7.5 C
New York
Friday, April 19, 2024

Tradisi Mandi Pangir Sambut Puasa Ramadhan, Apakah Haram?

Medan, MISTAR.ID

Mandi pangir merupakan tradisi bagi masyarakat Sumatera Utara dalam rangka menyambut datangnya bulan suci Ramadhan. Konon tradisi mandi pangir sudah ada sejak masyarakat belum mengenal agama. Hingga kini sebagian besar masyarakat masih mempraktekkan mandi tersebut dengan tujuan menyambut bulan Ramadhan. Adapun nilai nilai yang disampaikan untuk menyucikan diri menyambut hari Ramadhan.

Untuk di ketahui, Mandi pangir adalah mandi dengan rempah-rempah yang terdiri dari bunga pinang, daun pandan, sereh wangi, jeruk purut, daun jeruk.
Jenis rempah itu menghasilkan aroma wangi apalagi setelah dimasak.

Tradisi mandi pangir menyambur Ramadhan tak hanya di Sumatera Utara saja , di kalangan masyarakat Jawa Tengah dan Jawa Timur ada tradisi yang disebut “Padusan”. Biasanya 1-2 hari menjelang bulan puasa mereka mandi bersama di mata air, sungai, telaga, dan lokasi-lokasi lain. Sebagian ada yang menggunakan rempah-rempah alami atau herbal wewangian. Dimaksudkan untuk membersihkan diri secara jasmani maupun rohani. Sehingga saat memasuki Ramadhan dalam keadaan suci dan bersih.

Baca juga:Mengenal Tradisi Songgot-songgot Di Budaya Batak

Masyarakat Minang juga memiliki ritual “Balimau” yaitu tradisi mandi khusus sebelum bulan puasa. Menggunakan jeruk nipis atau limau untuk membersihkan diri.

Dikutip dari Republika, Wakil Sekretaris Lembaga Bahtsul Masail PBNU KH Mahbub Maafi mengatakan, ragam mandi yang terdapat di Indonesia guna menyambut Ramadhan adalah tradisi lokal yang baik. Sebab mandi sendiri dalam Islam merupakan sebuah kebaikan karena terdapat unsur kebersihan di dalamnya.

Namun demikian pihaknya menekankan, sejauh ini tidak ada dalil khusus yang menganjurkan umat Islam untuk melakukan tradisi lokal itu dalam syariat agama.
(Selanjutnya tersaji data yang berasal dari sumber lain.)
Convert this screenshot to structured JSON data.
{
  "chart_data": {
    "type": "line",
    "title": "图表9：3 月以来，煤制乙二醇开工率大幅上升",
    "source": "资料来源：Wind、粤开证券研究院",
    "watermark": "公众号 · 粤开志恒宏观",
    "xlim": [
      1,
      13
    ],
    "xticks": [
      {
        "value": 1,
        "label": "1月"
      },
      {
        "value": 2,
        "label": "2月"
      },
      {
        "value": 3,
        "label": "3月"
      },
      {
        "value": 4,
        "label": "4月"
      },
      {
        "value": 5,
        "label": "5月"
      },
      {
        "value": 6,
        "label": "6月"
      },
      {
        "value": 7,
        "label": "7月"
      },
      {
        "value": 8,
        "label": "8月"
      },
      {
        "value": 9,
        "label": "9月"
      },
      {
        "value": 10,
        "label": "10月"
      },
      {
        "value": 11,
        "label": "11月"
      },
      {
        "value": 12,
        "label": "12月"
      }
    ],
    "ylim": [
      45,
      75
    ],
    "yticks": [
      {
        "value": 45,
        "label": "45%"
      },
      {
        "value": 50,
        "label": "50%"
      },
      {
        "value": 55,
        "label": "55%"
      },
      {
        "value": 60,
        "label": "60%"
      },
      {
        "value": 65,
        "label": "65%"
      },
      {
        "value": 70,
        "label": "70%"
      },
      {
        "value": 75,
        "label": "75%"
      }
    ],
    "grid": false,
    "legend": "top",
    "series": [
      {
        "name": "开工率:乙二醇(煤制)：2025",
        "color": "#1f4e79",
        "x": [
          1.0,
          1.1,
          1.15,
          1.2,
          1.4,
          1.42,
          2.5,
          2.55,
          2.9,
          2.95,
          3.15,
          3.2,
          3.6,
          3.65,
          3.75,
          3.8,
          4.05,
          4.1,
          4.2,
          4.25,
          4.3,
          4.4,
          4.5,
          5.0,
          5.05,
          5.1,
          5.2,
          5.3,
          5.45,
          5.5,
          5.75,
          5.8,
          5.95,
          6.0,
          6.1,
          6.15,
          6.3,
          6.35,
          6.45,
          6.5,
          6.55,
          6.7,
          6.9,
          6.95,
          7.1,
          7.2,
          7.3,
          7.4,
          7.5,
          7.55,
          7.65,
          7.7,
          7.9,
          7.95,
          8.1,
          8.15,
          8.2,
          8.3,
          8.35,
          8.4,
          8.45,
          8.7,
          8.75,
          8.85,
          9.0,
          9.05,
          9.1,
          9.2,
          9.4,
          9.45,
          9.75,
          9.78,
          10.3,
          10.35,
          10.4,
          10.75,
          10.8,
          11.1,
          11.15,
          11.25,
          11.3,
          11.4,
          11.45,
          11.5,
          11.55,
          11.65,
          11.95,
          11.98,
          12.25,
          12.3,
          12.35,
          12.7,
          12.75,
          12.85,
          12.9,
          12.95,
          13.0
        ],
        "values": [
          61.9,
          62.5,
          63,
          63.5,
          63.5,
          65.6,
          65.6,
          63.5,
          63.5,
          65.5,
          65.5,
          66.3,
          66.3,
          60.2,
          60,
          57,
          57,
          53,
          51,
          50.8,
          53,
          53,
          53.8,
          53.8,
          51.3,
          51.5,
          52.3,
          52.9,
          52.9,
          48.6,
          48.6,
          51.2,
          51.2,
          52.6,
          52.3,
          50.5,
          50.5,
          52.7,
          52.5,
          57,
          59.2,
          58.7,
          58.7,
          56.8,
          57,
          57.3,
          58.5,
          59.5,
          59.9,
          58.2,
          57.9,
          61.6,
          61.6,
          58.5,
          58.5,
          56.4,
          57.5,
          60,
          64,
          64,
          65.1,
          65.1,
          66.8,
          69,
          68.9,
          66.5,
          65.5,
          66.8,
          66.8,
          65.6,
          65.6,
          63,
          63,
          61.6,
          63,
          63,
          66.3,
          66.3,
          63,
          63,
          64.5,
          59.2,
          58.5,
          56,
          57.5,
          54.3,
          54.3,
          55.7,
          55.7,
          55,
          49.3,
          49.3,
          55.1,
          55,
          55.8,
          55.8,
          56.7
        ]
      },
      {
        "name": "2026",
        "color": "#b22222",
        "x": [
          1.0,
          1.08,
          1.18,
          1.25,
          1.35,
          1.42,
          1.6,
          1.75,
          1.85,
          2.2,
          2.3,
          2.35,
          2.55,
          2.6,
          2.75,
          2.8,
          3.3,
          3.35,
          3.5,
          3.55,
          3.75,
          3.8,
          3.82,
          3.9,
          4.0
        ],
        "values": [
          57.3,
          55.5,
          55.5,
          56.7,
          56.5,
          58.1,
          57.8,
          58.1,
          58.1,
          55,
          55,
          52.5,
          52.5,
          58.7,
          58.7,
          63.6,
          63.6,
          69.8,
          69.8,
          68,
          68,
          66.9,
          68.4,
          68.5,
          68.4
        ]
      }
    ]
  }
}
“Secara pribadi saya belum menemukan dalil anjuran tentang itu, menyambut Ramadhan (dengan) mandi, enggak ada. Kalau sunah setiap malam sepanjang Ramadhan itu mandi, itu benar. Mulai Maghrib sampai Fajar dianjurkan,” kata KH Mahbub, Kamis (8/4/23).
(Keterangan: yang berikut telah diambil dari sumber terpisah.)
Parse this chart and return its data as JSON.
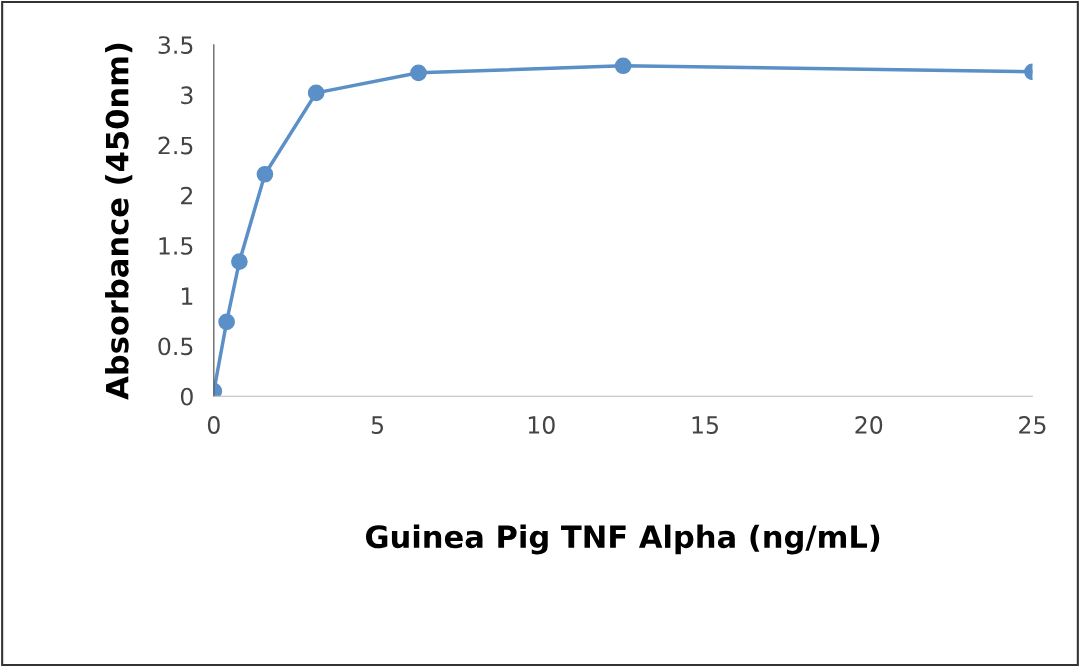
{
  "chart_data": {
    "type": "line",
    "xlabel": "Guinea Pig TNF Alpha (ng/mL)",
    "ylabel": "Absorbance (450nm)",
    "x": [
      0,
      0.39,
      0.78,
      1.56,
      3.125,
      6.25,
      12.5,
      25
    ],
    "series": [
      {
        "color": "#5b8fc7",
        "values": [
          0.05,
          0.74,
          1.34,
          2.21,
          3.02,
          3.22,
          3.29,
          3.23
        ]
      }
    ],
    "xlim": [
      0,
      25
    ],
    "xticks": [
      0,
      5,
      10,
      15,
      20,
      25
    ],
    "ylim": [
      0,
      3.5
    ],
    "yticks": [
      0,
      0.5,
      1,
      1.5,
      2,
      2.5,
      3,
      3.5
    ],
    "grid": false,
    "legend": false,
    "marker": "circle",
    "line_style": "solid"
  }
}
Namun demikian ia mengingatkan agar tradisi tersebut jangan sampai keluar dari kebiasaan kecuali yang diharamkan. tradisi yang baik tersebut bisa saja tidak boleh dilakukan apabila di dalamnya mengandung kerusakan. Atau beresiko merusak ibadah lainnya. Misalnya, apabila mensakralkan suatu tempat mandi tertentu yang beresiko syirik, atau mandi bersama antara laki-laki dengan perempuan dalam satu tempat.

“Ikhtilatnya yang tidak boleh,” kata dia.
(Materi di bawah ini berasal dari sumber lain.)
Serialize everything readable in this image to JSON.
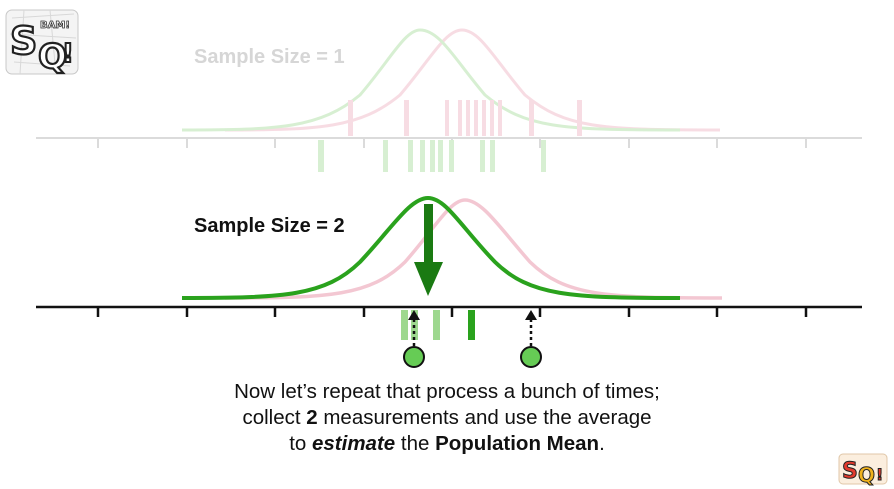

Di lain pihak, Ustaz Abdul Somad pun mengutarakan pendapatnya mengenai mandi yang berciri khas tradisi lokal. Ia mengimbau kepada masyarakat di negeri Swarnadwipa (Sumatera Barat) untuk tidak melakukan tradisi mandi balimau.

Baca juga:Penenun Samosir Ikuti Pelatihan Cara Mewarnai Ulos Secara Alami

Mandi yang dilakukan di sungai secara beramai-ramai itu dianggap sebagai tradisi mandi yang lebih banyak mengundang mudharat dibanding nilai ibadahnya. Mandi balimau yang memiliki akar sejarah tentang mandi taubat itu sebetulnya, kata dia, telah mengalami pergerseran pemaknaan dalam realitanya.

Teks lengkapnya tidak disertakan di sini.